• Gold price down
Amid the Israeli-Iranian conflict, equity markets appear to be showing resilience for now. European stocks were up early yesterday, Asian stocks were mixed, and futures showed the S&P 500 index had returned to the 6,000-point mark, just about 2% below its record high in February.
However, there are three ways the Middle East conflict could negatively impact equity markets, says Lori Calvasina, head of U.S. equity research at RBC Capital Markets, as quoted by marketwatch.com.
In her opinion, the first concern is the negative impact that the escalation of the conflict between Israel and Iran could have on the multiples that investors are prepared to apply to stocks. Calvasina says, "Similar to what we see with economic policy uncertainty, when national security policy uncertainty increases, the S&P 500 P/E ratio has tended to contract.” Calvasina believes this is especially important now, as S&P 500 P/E multiples didn't even get cheap during the market meltdown triggered by the U.S. tariffs announced in April and have quickly rebounded to levels well above long-term averages. The new Middle East conflict "comes at a time when stocks should be vulnerable to bad news from a valuation perspective,” the source says. The second problem, he says, is the damage that heightened geopolitical tension could do to investor, consumer and business confidence - which has recently shown signs of recovering from trade war fears. Calvasina says, "These changes in confidence, which have been stronger among investors than among consumers and small businesses, have been a key factor in the recent rally in stocks.” For example, the emerging optimism about initial public offerings, mergers and acquisitions, could fade if market volatility rises sharply. The final factor to watch is the impact that rising oil prices could have on inflationary pressures. RBC Commodity Strategies expects a significant rise in Brent crude if there is a major disruption to oil supplies in the Middle East. This could alter the Federal Reserve's inflation outlook, a concern for stocks, given that expectations of interest rate cuts later this year and in 2026 have been a source of support for the market.
• Barclays: "A new risk factor for global markets and central banks"
Barclays analysts also say that an escalation of violence between Israel and Iran presents a new risk factor for global markets and central banks, which are already grappling with trade uncertainties, reports investing.com.
The bank said the conflict could fuel inflation by pushing up oil prices and could hurt consumption and investment in general.
"The risks are still tilted to further oil price increases. So far, these attacks have had no effect on oil market fundamentals, but the risk of such an event has increased,” Barclays analysts say, noting: "While a potential separate inflation driver - US President Donald Trump's tough tariff agenda - has yet to emerge in the price data, we are hesitant to extrapolate too much from it. Most importantly, the evidence continues to suggest that cost pressures from tariffs will eventually feed through to commodity prices.”

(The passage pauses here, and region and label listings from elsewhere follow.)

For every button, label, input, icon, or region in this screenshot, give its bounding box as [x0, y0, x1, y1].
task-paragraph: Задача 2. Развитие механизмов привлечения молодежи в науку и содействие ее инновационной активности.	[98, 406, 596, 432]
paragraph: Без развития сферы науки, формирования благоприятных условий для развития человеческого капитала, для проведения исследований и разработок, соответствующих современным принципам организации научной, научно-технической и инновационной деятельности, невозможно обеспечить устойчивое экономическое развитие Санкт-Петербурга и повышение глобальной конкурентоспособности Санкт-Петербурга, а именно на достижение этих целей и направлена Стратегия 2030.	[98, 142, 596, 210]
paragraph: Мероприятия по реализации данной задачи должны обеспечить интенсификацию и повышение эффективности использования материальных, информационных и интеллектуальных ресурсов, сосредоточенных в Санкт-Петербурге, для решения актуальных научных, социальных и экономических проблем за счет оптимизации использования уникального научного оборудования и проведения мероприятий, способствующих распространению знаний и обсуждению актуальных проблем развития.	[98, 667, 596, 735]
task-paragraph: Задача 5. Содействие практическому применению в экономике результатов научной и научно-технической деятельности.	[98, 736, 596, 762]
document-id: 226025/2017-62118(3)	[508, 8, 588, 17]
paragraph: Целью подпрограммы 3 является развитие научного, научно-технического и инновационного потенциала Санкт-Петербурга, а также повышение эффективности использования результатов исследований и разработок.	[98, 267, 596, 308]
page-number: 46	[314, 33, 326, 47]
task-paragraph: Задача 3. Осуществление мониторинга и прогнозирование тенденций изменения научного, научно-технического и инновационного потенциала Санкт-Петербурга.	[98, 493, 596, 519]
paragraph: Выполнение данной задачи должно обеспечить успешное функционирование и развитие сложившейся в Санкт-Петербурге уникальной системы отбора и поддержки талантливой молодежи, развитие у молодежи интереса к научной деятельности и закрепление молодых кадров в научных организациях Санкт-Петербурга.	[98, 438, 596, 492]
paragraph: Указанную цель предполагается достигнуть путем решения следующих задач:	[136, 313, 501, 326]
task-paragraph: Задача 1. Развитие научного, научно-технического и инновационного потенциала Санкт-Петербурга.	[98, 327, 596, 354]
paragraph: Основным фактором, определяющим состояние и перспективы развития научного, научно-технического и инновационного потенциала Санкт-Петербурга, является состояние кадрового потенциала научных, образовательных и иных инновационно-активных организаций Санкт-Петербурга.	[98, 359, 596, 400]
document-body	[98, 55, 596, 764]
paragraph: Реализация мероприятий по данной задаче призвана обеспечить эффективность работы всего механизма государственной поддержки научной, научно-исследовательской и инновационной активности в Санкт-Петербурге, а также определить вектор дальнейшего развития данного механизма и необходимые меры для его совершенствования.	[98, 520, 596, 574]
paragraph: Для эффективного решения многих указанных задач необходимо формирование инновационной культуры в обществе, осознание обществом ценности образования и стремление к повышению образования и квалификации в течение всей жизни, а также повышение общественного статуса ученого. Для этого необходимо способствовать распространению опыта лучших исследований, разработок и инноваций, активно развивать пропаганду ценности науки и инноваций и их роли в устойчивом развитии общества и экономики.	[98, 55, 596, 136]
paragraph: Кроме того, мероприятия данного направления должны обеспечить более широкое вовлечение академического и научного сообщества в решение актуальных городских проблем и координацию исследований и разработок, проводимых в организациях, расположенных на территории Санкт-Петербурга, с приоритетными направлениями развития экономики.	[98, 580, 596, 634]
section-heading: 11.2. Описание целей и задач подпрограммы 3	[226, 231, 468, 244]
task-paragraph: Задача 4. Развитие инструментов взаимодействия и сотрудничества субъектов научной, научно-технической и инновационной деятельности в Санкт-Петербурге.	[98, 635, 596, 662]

Barclays analysts caution that new political threats from Trump or renewed geopolitical risks could emerge quickly and potentially trigger sharp swings in the US dollar, oil and gold.
• Spot gold price - above $3,415 an ounce
Gold futures fell on foreign markets yesterday as investors weighed the impact of the ongoing Israeli-Iranian conflict, while also focusing on the Group of Seven (G7) leaders' meeting and the Federal Reserve's policy decision this week.
Spot gold fell 0.5% to $3,415.36 an ounce by 08:54 GMT, after hitting its highest level since April 22 earlier in the session, according to Reuters.
U.S. gold futures for August delivery fell 0.4% to $3,438.10 an ounce on the Comex at 07:36 local time.
"Geopolitical tensions are not going away anytime soon and it is likely that interest rates will be further cut by the central bank, which should provide support for gold,” said Giovanni Staunovo, an analyst at UBS.
Gold is considered a safe haven asset during times of geopolitical and economic uncertainty. The price of the yellow metal also tends to rise in an environment with low interest rates.
It is worth noting that the price of oil also entered negative territory yesterday, after a 7% advance recorded on Friday, following the outbreak of the Israel-Iran conflict.